English 663. Linguistics
Three hours lecture (3).
Introduction to development of the scientific description of modern English through a study of structural linguistics and generative transformational grammar. Designed to facilitate the application of linguistics to the teaching of English grammar.
Detailed Description of Content of Course
This course provides an overview of the development of linguistic analysis in the Modern English period, particularly in terms of the conflict between prescriptive and descriptive approaches to language. It includes relatively brief examinations of traditional and structural principles and methodologies, and an extended introduction to the principles and methodologies of generative/transformational grammar. The relevance of these principles and methodologies to the teaching of English grammar and to the teaching of language in general is discussed throughout the course. Specific topics and issues include:
1. The history of linguistic analysis, especially the development of structural and generative/transformational linguistics in the twentieth century.
2. Principles and methodologies of traditional (prescriptive) linguistics.
3. Principles and methodologies of structural linguistics.
4. Principles and methodologies of generative/transformational linguistics, in the following areas:
a. Morphology, including principles of morphological analysis, word-formation rules and processes, etc.
b. Phonetics, including principles of acoustical phonetics, the description and transcription of language sounds, etc.
c. Phonology, including phonemic analysis and transcription, phonological rules, problems such as pitch and stress, etc.
d. Syntax, including the principles of transformational analysis, phrase structure rules, transformation rules, etc.
e. Semantics, including lexical semantics, sentence semantics, competing approaches to semantic description and analysis, prescriptive vs. descriptive approaches to lexicography, etc.
5. Problems of language variation, including the usefulness of generative/transformational linguistics in describing and explaining dialect differences.
6. Problems of language change, including the usefulness of generative/transformational linguistics in describing and explaining linguistic evolution.
7. The applicability of modern linguistic methods to the teaching of English grammar and to the teaching of language in general.
Detailed Description of Conduct of Course
The course includes lecture, small group work, and general discussion. Since the subject is unfamiliar to most students at the beginning of the course, a substantial amount of lecture is necessary to review and explain essential concepts and methods.

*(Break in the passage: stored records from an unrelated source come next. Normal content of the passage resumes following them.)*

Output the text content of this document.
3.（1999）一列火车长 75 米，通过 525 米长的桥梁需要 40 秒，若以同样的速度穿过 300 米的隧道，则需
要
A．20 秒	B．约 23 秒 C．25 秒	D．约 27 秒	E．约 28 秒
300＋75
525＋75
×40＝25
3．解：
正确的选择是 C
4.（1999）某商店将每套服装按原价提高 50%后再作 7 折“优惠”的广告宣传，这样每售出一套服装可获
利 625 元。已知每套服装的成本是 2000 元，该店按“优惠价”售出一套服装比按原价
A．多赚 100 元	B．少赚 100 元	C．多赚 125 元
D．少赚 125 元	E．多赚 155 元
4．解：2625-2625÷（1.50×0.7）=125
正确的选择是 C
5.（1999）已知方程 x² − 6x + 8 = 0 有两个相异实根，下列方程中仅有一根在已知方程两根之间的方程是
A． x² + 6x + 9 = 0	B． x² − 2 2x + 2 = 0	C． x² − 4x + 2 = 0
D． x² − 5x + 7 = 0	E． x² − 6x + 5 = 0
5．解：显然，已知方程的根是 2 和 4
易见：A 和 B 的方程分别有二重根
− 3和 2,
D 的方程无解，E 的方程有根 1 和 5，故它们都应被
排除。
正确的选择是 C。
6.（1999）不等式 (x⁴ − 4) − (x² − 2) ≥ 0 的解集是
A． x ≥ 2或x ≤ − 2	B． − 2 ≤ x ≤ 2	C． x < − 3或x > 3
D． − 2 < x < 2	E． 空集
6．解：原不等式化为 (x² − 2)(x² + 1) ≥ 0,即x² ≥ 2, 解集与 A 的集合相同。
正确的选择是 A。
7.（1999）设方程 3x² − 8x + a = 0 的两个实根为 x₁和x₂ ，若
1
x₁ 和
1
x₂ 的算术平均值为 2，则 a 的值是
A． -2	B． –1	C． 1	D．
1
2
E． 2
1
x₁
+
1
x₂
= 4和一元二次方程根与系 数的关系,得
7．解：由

Since much of linguistic study consists of problem-solving (including, for example, problems assigned as homework assignments), much class time may be devoted to group problem-solving conferences as well as to general discussion.
Goals and Objectives of the Course
The goal of this course is to familiarize students with the history of linguistic analysis and with the principles and methodologies of the most important approaches to linguistics, especially the generative/transformational approach. Students completing the course should understand the important differences among the various approaches, and should be able to use the principles and methodologies of generative/transformational analysis as a means of understanding the structure and use of English.
Since much of the information presented in this course is more technical or "objective" than the material covered in a literature course, the assessment of students' progress in this course depends somewhat less on extended written assignments and more on shorter, more focused assignments. Written homework assignments, especially specific problems, give students the opportunity to apply their knowledge of linguistics to specific cases; tests and examinations consisting of short answers, problem-solving exercises, and more extended responses to larger problems give students the opportunity to demonstrate their grasp of specific concepts as well as their ability to apply those concepts on a larger scale. In order to allow graduate students to become more familiar with linguistics as a discipline--and with its relevance to other disciplines--students may also be required to complete a research-oriented term project such as a final paper or a notebook of readings on a particular subject.